Prototipe pertama akan menelan biaya sekitar $1.000 hingga $2.000, kata Gregory. Dia sedang mengerjakan versi perangkat genggam yang diperkirakan akan menelan biaya beberapa ratus dolar, dan dia sedang berbicara dengan perusahaan yang tertarik untuk melisensikannya.
Seorang juru bicara Keamanan Dalam Negeri mengatakan dia tidak dapat mengomentari proyek tersebut sampai proyek tersebut selesai.
Northeastern University di Boston, Massachusetts, memimpin ALERT Center lembaga tersebut.

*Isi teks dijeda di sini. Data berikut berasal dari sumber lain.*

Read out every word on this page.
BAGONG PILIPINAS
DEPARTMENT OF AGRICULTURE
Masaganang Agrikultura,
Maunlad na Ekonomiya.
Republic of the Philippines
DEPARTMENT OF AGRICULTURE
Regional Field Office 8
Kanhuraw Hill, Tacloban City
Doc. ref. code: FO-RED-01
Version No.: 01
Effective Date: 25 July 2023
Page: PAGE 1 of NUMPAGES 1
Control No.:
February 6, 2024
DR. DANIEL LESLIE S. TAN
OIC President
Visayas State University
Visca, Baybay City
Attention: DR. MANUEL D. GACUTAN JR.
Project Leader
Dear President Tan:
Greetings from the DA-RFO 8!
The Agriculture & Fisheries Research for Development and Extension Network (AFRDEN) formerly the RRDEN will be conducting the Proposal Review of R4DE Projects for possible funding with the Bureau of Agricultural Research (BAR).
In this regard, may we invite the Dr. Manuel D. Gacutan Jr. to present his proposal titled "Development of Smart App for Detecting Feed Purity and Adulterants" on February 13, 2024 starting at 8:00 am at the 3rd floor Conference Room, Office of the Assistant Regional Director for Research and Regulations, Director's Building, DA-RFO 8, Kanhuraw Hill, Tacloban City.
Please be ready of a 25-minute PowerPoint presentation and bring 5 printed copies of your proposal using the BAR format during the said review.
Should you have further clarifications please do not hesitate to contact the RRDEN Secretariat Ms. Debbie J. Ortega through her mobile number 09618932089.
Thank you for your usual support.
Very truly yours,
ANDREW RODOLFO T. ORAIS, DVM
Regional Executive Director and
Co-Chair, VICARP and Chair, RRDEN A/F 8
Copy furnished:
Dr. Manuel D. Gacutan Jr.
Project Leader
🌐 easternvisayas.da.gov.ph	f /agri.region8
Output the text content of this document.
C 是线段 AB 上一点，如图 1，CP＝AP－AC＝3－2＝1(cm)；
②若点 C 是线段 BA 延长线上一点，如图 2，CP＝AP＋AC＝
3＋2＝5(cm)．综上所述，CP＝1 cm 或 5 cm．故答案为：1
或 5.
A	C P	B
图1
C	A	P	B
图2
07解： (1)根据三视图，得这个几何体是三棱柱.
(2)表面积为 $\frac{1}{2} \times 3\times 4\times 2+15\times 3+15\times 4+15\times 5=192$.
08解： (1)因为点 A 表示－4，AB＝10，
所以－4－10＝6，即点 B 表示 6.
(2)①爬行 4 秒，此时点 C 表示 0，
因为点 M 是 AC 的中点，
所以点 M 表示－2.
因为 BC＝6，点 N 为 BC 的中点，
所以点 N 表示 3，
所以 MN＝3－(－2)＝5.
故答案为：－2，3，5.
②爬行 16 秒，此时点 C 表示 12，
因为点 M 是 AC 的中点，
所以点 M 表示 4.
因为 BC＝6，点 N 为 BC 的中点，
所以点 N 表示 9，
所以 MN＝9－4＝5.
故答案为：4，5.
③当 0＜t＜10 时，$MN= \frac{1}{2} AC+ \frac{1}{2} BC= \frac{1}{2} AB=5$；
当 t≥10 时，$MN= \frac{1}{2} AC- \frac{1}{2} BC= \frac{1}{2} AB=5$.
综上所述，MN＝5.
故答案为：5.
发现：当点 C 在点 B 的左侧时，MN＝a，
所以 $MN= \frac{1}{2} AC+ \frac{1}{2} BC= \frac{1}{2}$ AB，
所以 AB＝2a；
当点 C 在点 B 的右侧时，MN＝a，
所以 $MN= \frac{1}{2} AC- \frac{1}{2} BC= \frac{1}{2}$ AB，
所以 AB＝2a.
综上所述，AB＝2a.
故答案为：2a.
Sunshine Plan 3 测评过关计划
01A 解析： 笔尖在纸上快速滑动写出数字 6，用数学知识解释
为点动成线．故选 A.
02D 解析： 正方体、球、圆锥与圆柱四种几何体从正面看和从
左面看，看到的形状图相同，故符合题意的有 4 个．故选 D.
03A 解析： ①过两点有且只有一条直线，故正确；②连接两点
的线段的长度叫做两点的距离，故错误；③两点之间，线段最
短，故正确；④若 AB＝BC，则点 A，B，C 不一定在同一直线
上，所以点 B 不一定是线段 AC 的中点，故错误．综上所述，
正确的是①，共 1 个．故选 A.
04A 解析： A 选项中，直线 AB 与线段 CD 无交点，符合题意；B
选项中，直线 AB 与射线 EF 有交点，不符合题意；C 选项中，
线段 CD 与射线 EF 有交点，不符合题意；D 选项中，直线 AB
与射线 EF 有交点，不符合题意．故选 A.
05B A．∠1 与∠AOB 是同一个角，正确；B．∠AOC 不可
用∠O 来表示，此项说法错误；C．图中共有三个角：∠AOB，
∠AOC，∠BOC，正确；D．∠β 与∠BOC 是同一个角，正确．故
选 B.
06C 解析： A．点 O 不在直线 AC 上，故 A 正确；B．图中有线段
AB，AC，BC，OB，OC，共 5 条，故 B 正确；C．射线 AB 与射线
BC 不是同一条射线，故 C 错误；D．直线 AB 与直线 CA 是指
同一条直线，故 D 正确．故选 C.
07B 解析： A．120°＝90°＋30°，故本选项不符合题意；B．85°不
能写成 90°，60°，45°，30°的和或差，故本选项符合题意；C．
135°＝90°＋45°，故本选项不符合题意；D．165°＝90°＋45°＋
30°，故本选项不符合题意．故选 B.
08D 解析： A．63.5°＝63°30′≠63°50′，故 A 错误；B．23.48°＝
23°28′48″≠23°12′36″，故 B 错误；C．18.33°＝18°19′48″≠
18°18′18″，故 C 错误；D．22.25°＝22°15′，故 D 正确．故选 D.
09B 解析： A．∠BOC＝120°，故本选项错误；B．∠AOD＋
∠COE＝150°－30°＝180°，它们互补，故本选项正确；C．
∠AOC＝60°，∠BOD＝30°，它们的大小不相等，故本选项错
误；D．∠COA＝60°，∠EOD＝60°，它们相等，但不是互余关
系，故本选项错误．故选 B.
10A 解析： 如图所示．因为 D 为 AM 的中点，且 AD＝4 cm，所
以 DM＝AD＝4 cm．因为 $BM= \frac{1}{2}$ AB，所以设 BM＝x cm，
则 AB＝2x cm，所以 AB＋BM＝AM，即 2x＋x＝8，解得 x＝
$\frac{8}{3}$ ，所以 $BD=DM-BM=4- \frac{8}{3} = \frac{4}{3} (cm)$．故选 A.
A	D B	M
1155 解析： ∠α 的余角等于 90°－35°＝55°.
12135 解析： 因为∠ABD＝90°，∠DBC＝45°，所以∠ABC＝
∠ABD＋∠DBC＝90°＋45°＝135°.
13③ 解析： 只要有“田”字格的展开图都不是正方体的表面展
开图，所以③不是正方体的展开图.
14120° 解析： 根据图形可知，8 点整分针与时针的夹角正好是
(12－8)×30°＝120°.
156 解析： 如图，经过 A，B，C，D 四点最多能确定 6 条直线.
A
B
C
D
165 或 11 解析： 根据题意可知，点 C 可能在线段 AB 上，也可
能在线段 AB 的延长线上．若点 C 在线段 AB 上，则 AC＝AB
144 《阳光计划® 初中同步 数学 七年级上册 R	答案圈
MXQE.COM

University of Rhode Island adalah mitranya. Gregory menerima $80.000 hingga $100.000 per tahun untuk penelitian sensornya melalui pusat tersebut.
Jimmie Oxley, pimpinan teknis di URI untuk pusat tersebut, mengatakan tidak ada yang seperti itu di pasaran saat ini. Juru bicara Smiths Detection yang berbasis di London, perancang dan produsen sensor terkemuka yang mendeteksi dan mengidentifikasi bahan peledak, membenarkan bahwa teknik Gregory berbeda dari sistem mereka sendiri.
FLIR Systems Inc., yang berbasis di Wilsonville, Oregon, membuat detektor jejak bahan peledak genggam yang menggunakan pendaran untuk mendeteksi bahan peledak.
“Kami selalu tertarik pada teknologi baru yang membuktikan kemampuannya dalam lingkungan operasi dunia nyata,” kata Aimee Rose, direktur produk pendeteksi bahan peledak perusahaan tersebut. “Sangat menyenangkan melihat teknologi baru ini terungkap.”
Gregory mengatakan dia memiliki empat paten atas teknologi tersebut.
Untuk menguji sensor tersebut, Gregory dan timnya memasang TATP pada kertas saring dan meniupkan gas ke atasnya. Uap mengalir melalui pipa ke dua sensor. Setiap sensor terlihat seperti kartu SIM untuk ponsel, meski ukurannya sekitar setengahnya. Data dimasukkan ke dalam komputer.
Gregory mencari titik di mana sensor tidak dapat mendeteksi bahan peledak karena terlalu encer. Sejauh ini, mereka dapat menemukan satu molekul bahan peledak dalam satu miliar molekul udara, katanya. Ia juga mencoba memastikan sensornya tidak memicu alarm palsu.
Gregory berencana mengujinya tahun ini di fasilitas pengujian FAA, kemudian pada kontainer kargo di pelabuhan di Savannah, Georgia. Sensor ini memerlukan persetujuan pemerintah sebelum dapat digunakan.